Chronic kidney disease: Everything you need to know

Chronic kidney disease is a gradual and progressive loss of function in the kidney over a many year span. One individual ultimately develops permanent kidney failure.

Chronic kidney disease, also known as chronic renal failure, chronic renal disease, or chronic kidney failure, is much more common than people realize; it frequently goes undetected and undiagnosed until the condition is well advanced.

It is not uncommon for people to know that they only have chronic kidney disease when their activity in the kidney is down to 25 percent normal.

As kidney failure progresses and the function of the organ becomes seriously impaired, hazardous waste and fluid levels can rapidly build up inside the body. Treatment is meant to interrupt or delay the disease progression – this is typically achieved by monitoring the underlying cause.

Fast facts on chronic kidney disease

Here are some key points about chronic kidney disease. More detail and supporting information is in the main article.

  • Common symptoms include blood in urine, high blood pressure, and fatigue.
  • Causes include diabetes and specific kidney diseases, which includes polycystic kidney disease.
  • There is no cure for chronic kidney disease, which means treatment is focussed on reducing symptoms.
  • Diagnosis commonly occurs after blood tests, kidney scans, or biopsy.


Chronic kidney disease symptoms
Chronic kidney disease rarely shows symptoms until the later stages, so screening is recommended for those who are at risk..

Chronic kidney failure is a sluggish and slowly progressing condition, in contrast to acute kidney failure. Even if one rein stops functioning, the other can perform normal functions. Typically, signs and symptoms are not apparent until the disease is relatively well advanced and the illness has become severe; by this point much of the damage is irreversible.

It’s critical that people at high risk of developing kidney disease periodically test their kidney functions. Early detection can significantly help to avoid severe damage to the kidneys.

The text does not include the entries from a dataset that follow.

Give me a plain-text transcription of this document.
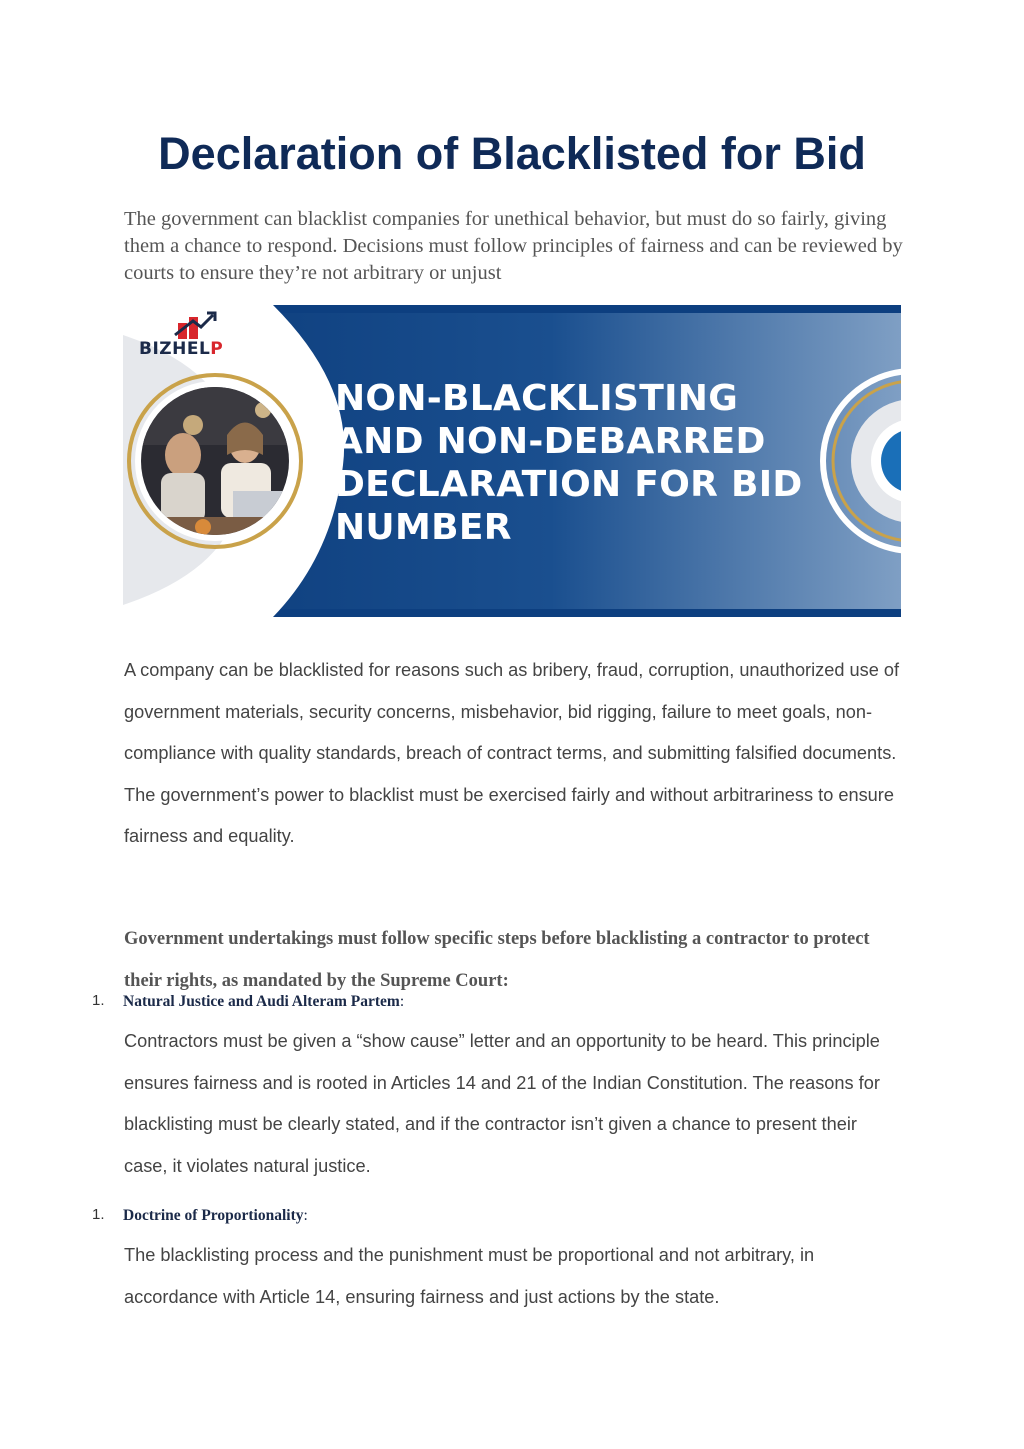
Declaration of Blacklisted for Bid

The government can blacklist companies for unethical behavior, but must do so fairly, giving them a chance to respond. Decisions must follow principles of fairness and can be reviewed by courts to ensure they’re not arbitrary or unjust

BIZHELP
NON-BLACKLISTING
AND NON-DEBARRED
DECLARATION FOR BID
NUMBER

A company can be blacklisted for reasons such as bribery, fraud, corruption, unauthorized use of government materials, security concerns, misbehavior, bid rigging, failure to meet goals, non-compliance with quality standards, breach of contract terms, and submitting falsified documents. The government’s power to blacklist must be exercised fairly and without arbitrariness to ensure fairness and equality.

Government undertakings must follow specific steps before blacklisting a contractor to protect their rights, as mandated by the Supreme Court:

1. Natural Justice and Audi Alteram Partem:

Contractors must be given a “show cause” letter and an opportunity to be heard. This principle ensures fairness and is rooted in Articles 14 and 21 of the Indian Constitution. The reasons for blacklisting must be clearly stated, and if the contractor isn’t given a chance to present their case, it violates natural justice.

1. Doctrine of Proportionality:

The blacklisting process and the punishment must be proportional and not arbitrary, in accordance with Article 14, ensuring fairness and just actions by the state.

The most common signs of chronic kidney disease and their symptoms include:

  • anemia
  • blood in urine
  • dark urine
  • decreased mental alertness
  • decreased urine output
  • edema – swollen feet, hands, and ankles (face if edema is severe)
  • fatigue (tiredness)
  • hypertension (high blood pressure)
  • insomnia
  • itchy skin, can become persistent
  • loss of appetite
  • male inability to get or maintain an erection (erectile dysfunction)
  • more frequent urination, especially at night
  • muscle cramps
  • muscle twitches
  • nausea
  • pain on the side or mid to lower back
  • panting (shortness of breath)
  • protein in urine
  • sudden change in bodyweight
  • unexplained headaches


Changes in GFR levels may determine how the kidney disease is progressing. The phases of kidney failure in the UK, and many other countries, are listed as follows:

Stage 1 – GFR rate is normal. However, evidence of kidney disease has been detected.

Stage 2 – GFR rate is lower than 90 milliliters, and evidence of kidney disease has been detected.

Stage 3 – GFR rate is lower than 60 milliliters, regardless of whether evidence of kidney disease has been detected.

Stage 4 – GRF rate is lower than 30 milliliters, regardless of whether evidence of kidney disease has been detected.

Stage 5 – GFR rate is lower than 15 milliliters. Renal failure has occurred.

Most patients suffering from chronic kidney disease rarely progress past Stage 2. Diagnosing and treating kidney disease early is critical for preventing serious damage.

Diabetes patients should undergo an annual test which measures microalbuminuria (small amounts of protein) in urine. This test can detect diabetic nephropathy early on (diabetes-related early kidney damage).


Chronic kidney disease does not actually get healed. However, some therapies can help manage the signs and symptoms, decrease the risk of complications and slow disease progression.

Chronic kidney disease patients usually require taking a significant number of drugs. Treatments cover:

Anemia treatment

Hemoglobin is the material that brings essential oxygen throughout the body, in red blood cells. If the levels of hemoglobin are small the patient may have anemia.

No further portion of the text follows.